Database Style Guide

Defer to the PostgreSQL wiki about what not to do.

The PostgreSQL Wiki has a handy “Don’t Do This” page. While there are exceptions when most of these discouraged practices may be safe or even necessary, we should avoid them unless we’re sure we’re the exception.

Enforce data integrity with unique indexes and not-null constraints

Bugs resulting from invalid data can be tricky to detect and it can be time-consuming to clean up—best to prevent the possibility of it in the first place. PostgreSQL gives us a range of tools to ensure invalid data isn’t just unlikely but impossible:

  • Use UNIQUE CONSTRAINTs/INDEXes (unique: true in migrations) to prohibit “duplicate” data. For instance, if it doesn’t make sense for a Lesson to be tagged with “Sales” twice, we want a unique composite index on the tag and taggable.
  • Use NOT NULL (null: false in migrations) to guarantee necessary relationships (e.g. make company_id non-nullable on tables that must be associated with a company) or attributes (if a title is required, make it NOT NULL).
  • However, avoid using FOREIGN KEY constraints, as we’ve run into performance issues deleting from large tables like users that have very many of them. If there is an overriding concern about data fidelity to justify them, be mindful of performance when adding foreign key constraints: see this migration for an illustration of the challenges and a way around them. Rails’ dependent: :destroy and dependent: :nullify callbacks do not contribute to database-level slowness with deleting records, so prefer them to foreign-key constraints for maintaining data fidelity.

Avoid nullable booleans.

We expect boolean values typically to be either true or false. Make them NOT NULL with a default value when we don’t intend to make use of the default third null state.

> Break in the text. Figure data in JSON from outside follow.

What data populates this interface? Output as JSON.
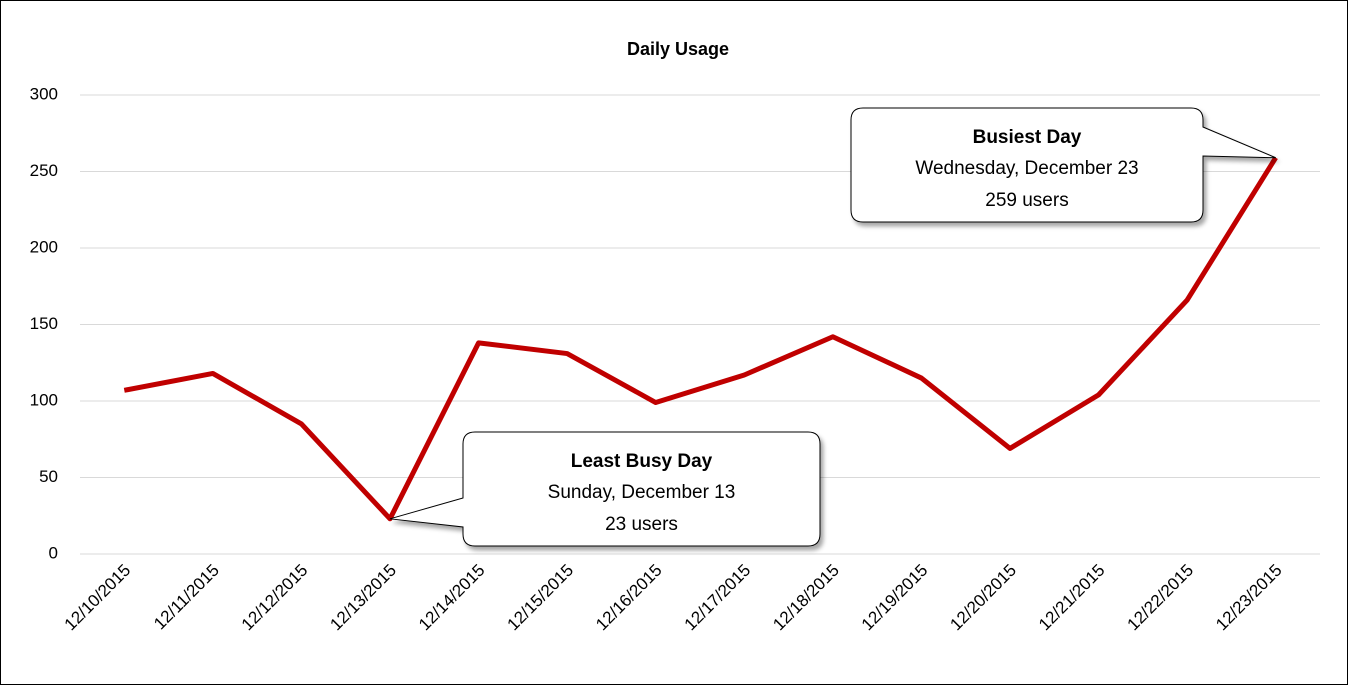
{
  "chart_data": {
    "type": "line",
    "title": "Daily Usage",
    "categories": [
      "12/10/2015",
      "12/11/2015",
      "12/12/2015",
      "12/13/2015",
      "12/14/2015",
      "12/15/2015",
      "12/16/2015",
      "12/17/2015",
      "12/18/2015",
      "12/19/2015",
      "12/20/2015",
      "12/21/2015",
      "12/22/2015",
      "12/23/2015"
    ],
    "series": [
      {
        "name": "Users",
        "color": "#c00000",
        "values": [
          107,
          118,
          85,
          23,
          138,
          131,
          99,
          117,
          142,
          115,
          69,
          104,
          166,
          259
        ]
      }
    ],
    "ylim": [
      0,
      300
    ],
    "yticks": [
      0,
      50,
      100,
      150,
      200,
      250,
      300
    ],
    "grid": true,
    "annotations": [
      {
        "title": "Least Busy Day",
        "lines": [
          "Sunday, December 13",
          "23 users"
        ]
      },
      {
        "title": "Busiest Day",
        "lines": [
          "Wednesday, December 23",
          "259 users"
        ]
      }
    ]
  }
}
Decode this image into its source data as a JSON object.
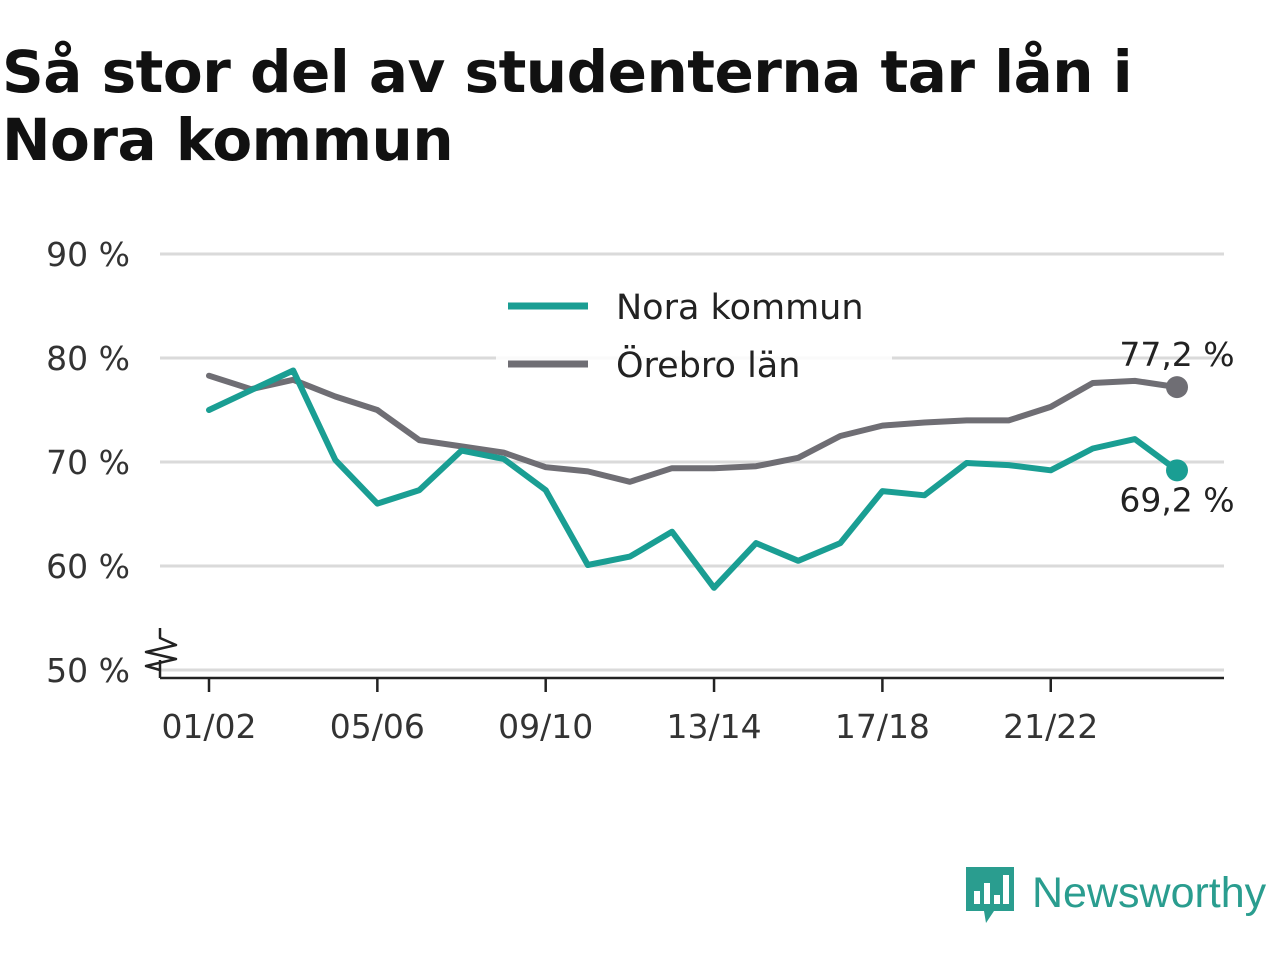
{
  "title": "Så stor del av studenterna tar lån i Nora kommun",
  "brand": {
    "name": "Newsworthy",
    "icon": "newsworthy-logo-icon",
    "color": "#2a9d8f"
  },
  "chart_data": {
    "type": "line",
    "title": "Så stor del av studenterna tar lån i Nora kommun",
    "x": [
      "01/02",
      "02/03",
      "03/04",
      "04/05",
      "05/06",
      "06/07",
      "07/08",
      "08/09",
      "09/10",
      "10/11",
      "11/12",
      "12/13",
      "13/14",
      "14/15",
      "15/16",
      "16/17",
      "17/18",
      "18/19",
      "19/20",
      "20/21",
      "21/22",
      "22/23",
      "23/24",
      "24/25"
    ],
    "x_tick_labels": [
      "01/02",
      "05/06",
      "09/10",
      "13/14",
      "17/18",
      "21/22"
    ],
    "y_ticks": [
      50,
      60,
      70,
      80,
      90
    ],
    "y_tick_labels": [
      "50 %",
      "60 %",
      "70 %",
      "80 %",
      "90 %"
    ],
    "ylim": [
      50,
      90
    ],
    "y_axis_break": true,
    "grid": true,
    "legend_position": "top-center",
    "series": [
      {
        "name": "Nora kommun",
        "color": "#1a9e93",
        "values": [
          75.0,
          76.9,
          78.8,
          70.2,
          66.0,
          67.3,
          71.1,
          70.3,
          67.3,
          60.1,
          60.9,
          63.3,
          57.9,
          62.2,
          60.5,
          62.2,
          67.2,
          66.8,
          69.9,
          69.7,
          69.2,
          71.3,
          72.2,
          69.2
        ],
        "end_label": "69,2 %"
      },
      {
        "name": "Örebro län",
        "color": "#6f6e74",
        "values": [
          78.3,
          77.0,
          77.9,
          76.3,
          75.0,
          72.1,
          71.5,
          70.9,
          69.5,
          69.1,
          68.1,
          69.4,
          69.4,
          69.6,
          70.4,
          72.5,
          73.5,
          73.8,
          74.0,
          74.0,
          75.3,
          77.6,
          77.8,
          77.2
        ],
        "end_label": "77,2 %"
      }
    ]
  }
}
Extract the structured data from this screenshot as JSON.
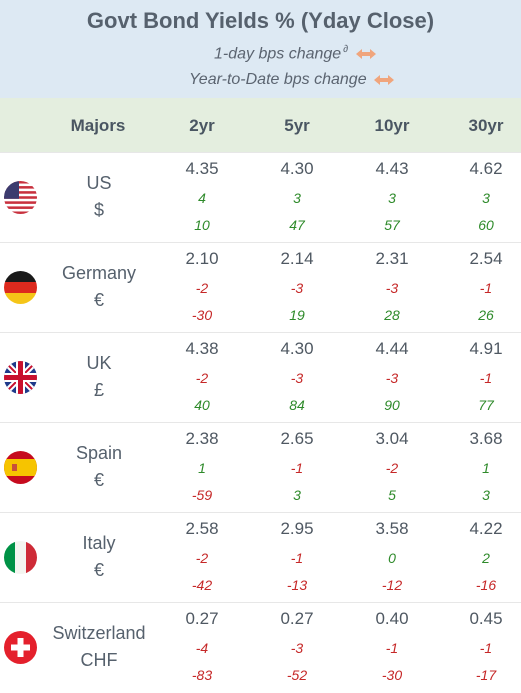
{
  "header": {
    "title": "Govt Bond Yields %  (Yday Close)",
    "subtitle_1day": "1-day bps change",
    "subtitle_1day_sup": "∂",
    "subtitle_ytd": "Year-to-Date bps change"
  },
  "columns": {
    "label": "Majors",
    "tenors": [
      "2yr",
      "5yr",
      "10yr",
      "30yr"
    ]
  },
  "colors": {
    "header_bg": "#dde9f3",
    "colhdr_bg": "#e4eedf",
    "positive": "#2e8a2a",
    "negative": "#c62828",
    "arrow": "#f0a57c"
  },
  "chart_data": {
    "type": "table",
    "title": "Govt Bond Yields %  (Yday Close)",
    "columns": [
      "2yr",
      "5yr",
      "10yr",
      "30yr"
    ],
    "rows": [
      {
        "country": "US",
        "currency": "$",
        "flag": "us-flag-icon",
        "yields": [
          "4.35",
          "4.30",
          "4.43",
          "4.62"
        ],
        "day_change": [
          "4",
          "3",
          "3",
          "3"
        ],
        "ytd_change": [
          "10",
          "47",
          "57",
          "60"
        ]
      },
      {
        "country": "Germany",
        "currency": "€",
        "flag": "germany-flag-icon",
        "yields": [
          "2.10",
          "2.14",
          "2.31",
          "2.54"
        ],
        "day_change": [
          "-2",
          "-3",
          "-3",
          "-1"
        ],
        "ytd_change": [
          "-30",
          "19",
          "28",
          "26"
        ]
      },
      {
        "country": "UK",
        "currency": "£",
        "flag": "uk-flag-icon",
        "yields": [
          "4.38",
          "4.30",
          "4.44",
          "4.91"
        ],
        "day_change": [
          "-2",
          "-3",
          "-3",
          "-1"
        ],
        "ytd_change": [
          "40",
          "84",
          "90",
          "77"
        ]
      },
      {
        "country": "Spain",
        "currency": "€",
        "flag": "spain-flag-icon",
        "yields": [
          "2.38",
          "2.65",
          "3.04",
          "3.68"
        ],
        "day_change": [
          "1",
          "-1",
          "-2",
          "1"
        ],
        "ytd_change": [
          "-59",
          "3",
          "5",
          "3"
        ]
      },
      {
        "country": "Italy",
        "currency": "€",
        "flag": "italy-flag-icon",
        "yields": [
          "2.58",
          "2.95",
          "3.58",
          "4.22"
        ],
        "day_change": [
          "-2",
          "-1",
          "0",
          "2"
        ],
        "ytd_change": [
          "-42",
          "-13",
          "-12",
          "-16"
        ]
      },
      {
        "country": "Switzerland",
        "currency": "CHF",
        "flag": "switzerland-flag-icon",
        "yields": [
          "0.27",
          "0.27",
          "0.40",
          "0.45"
        ],
        "day_change": [
          "-4",
          "-3",
          "-1",
          "-1"
        ],
        "ytd_change": [
          "-83",
          "-52",
          "-30",
          "-17"
        ]
      }
    ]
  }
}
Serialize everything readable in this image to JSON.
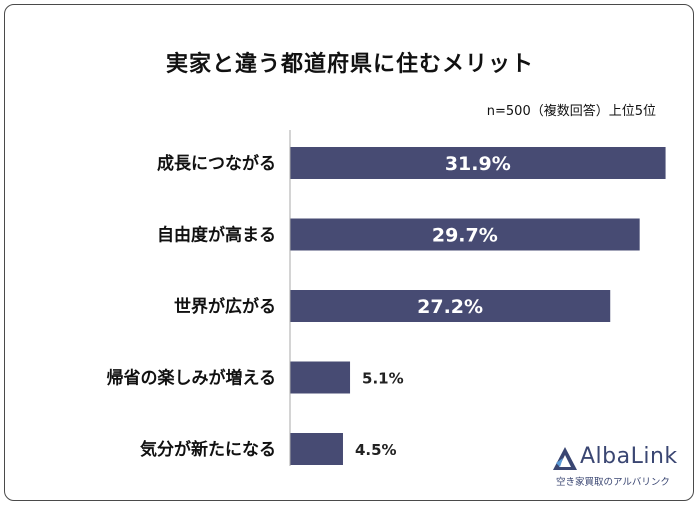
{
  "title": "実家と違う都道府県に住むメリット",
  "note": "n=500（複数回答）上位5位",
  "brand": {
    "name": "AlbaLink",
    "tagline": "空き家買取のアルバリンク",
    "color": "#3a4672"
  },
  "colors": {
    "bar": "#474b73",
    "inside_label": "#ffffff",
    "outside_label": "#222222",
    "axis": "#aaaaaa"
  },
  "chart_data": {
    "type": "bar",
    "orientation": "horizontal",
    "categories": [
      "成長につながる",
      "自由度が高まる",
      "世界が広がる",
      "帰省の楽しみが増える",
      "気分が新たになる"
    ],
    "values": [
      31.9,
      29.7,
      27.2,
      5.1,
      4.5
    ],
    "value_labels": [
      "31.9%",
      "29.7%",
      "27.2%",
      "5.1%",
      "4.5%"
    ],
    "title": "実家と違う都道府県に住むメリット",
    "xlabel": "",
    "ylabel": "",
    "xlim": [
      0,
      34.4
    ],
    "grid": false,
    "legend": "none"
  }
}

Use transactions only when necessary.

Transactions are sometimes essential for ensuring data integrity, but when we include operations within the transaction that don’t need to be atomic, it makes transactions take longer and increases the likelihood of locks, deadlocks, and other performance issues resulting from slow queries (example).

Identify all rows with a required company_uuid column on all tables

In code and reporting, we often need to know the company/tenant to whom data belongs. This can be difficult (and slow) when we need to join on a series of tables to find it. And it can be ambiguous when there are multiple pathways to a company which should in theory agree but might not. Denormalizing a reference to the company’s UUID on to all tables will help in both cases. Do not add a forign-key constraint, however, as too many of those will slow down writes to the companies table. The supporting Rails associations will require two extra options:

# app/models/widget.rb
belongs_to :company, primary_key: :uuid, foreign_key: :company_uuid

# app/models/company.rb
has_many :widgets, primary_key: :uuid, foreign_key: :company_uuid

The timestamps at the bottom of the structure.sql file are in chronological order

Rails generates structure.sql automatically based on the state of the database when it runs migrations, adding new migration timestamps in chronological order. However, if we hand edit the file due to merge conflicts the timestamps can get out of order.

Keeping the timestamps in chronological order makes it easier to see what migration is included without searching for it (ie. if we know the date we can easily see if the migration is there if it is chronological order).

Use UUID or BIGINT for new primary and foreign keys.

INTEGER-type columns support a maximum value of approximately 2 billion, which is plausible for us to exhaust. For this reason, BIGINT (which maxes out at 9 quintillion) has been the default for primary keys since Rails 5.1 and should be used instead of INTEGER. While foreign key columns (e.g. foos.bar_id) are typically required to match the type of the primary keys they reference (e.g., a BIGINT foreign key can reference an INTEGER primary key, so always use BIGINT for numeric foreign keys. While we’ve also begun using UUID-type primary keys, we don’t currently have a recommendation for UUID vs. BIGINT.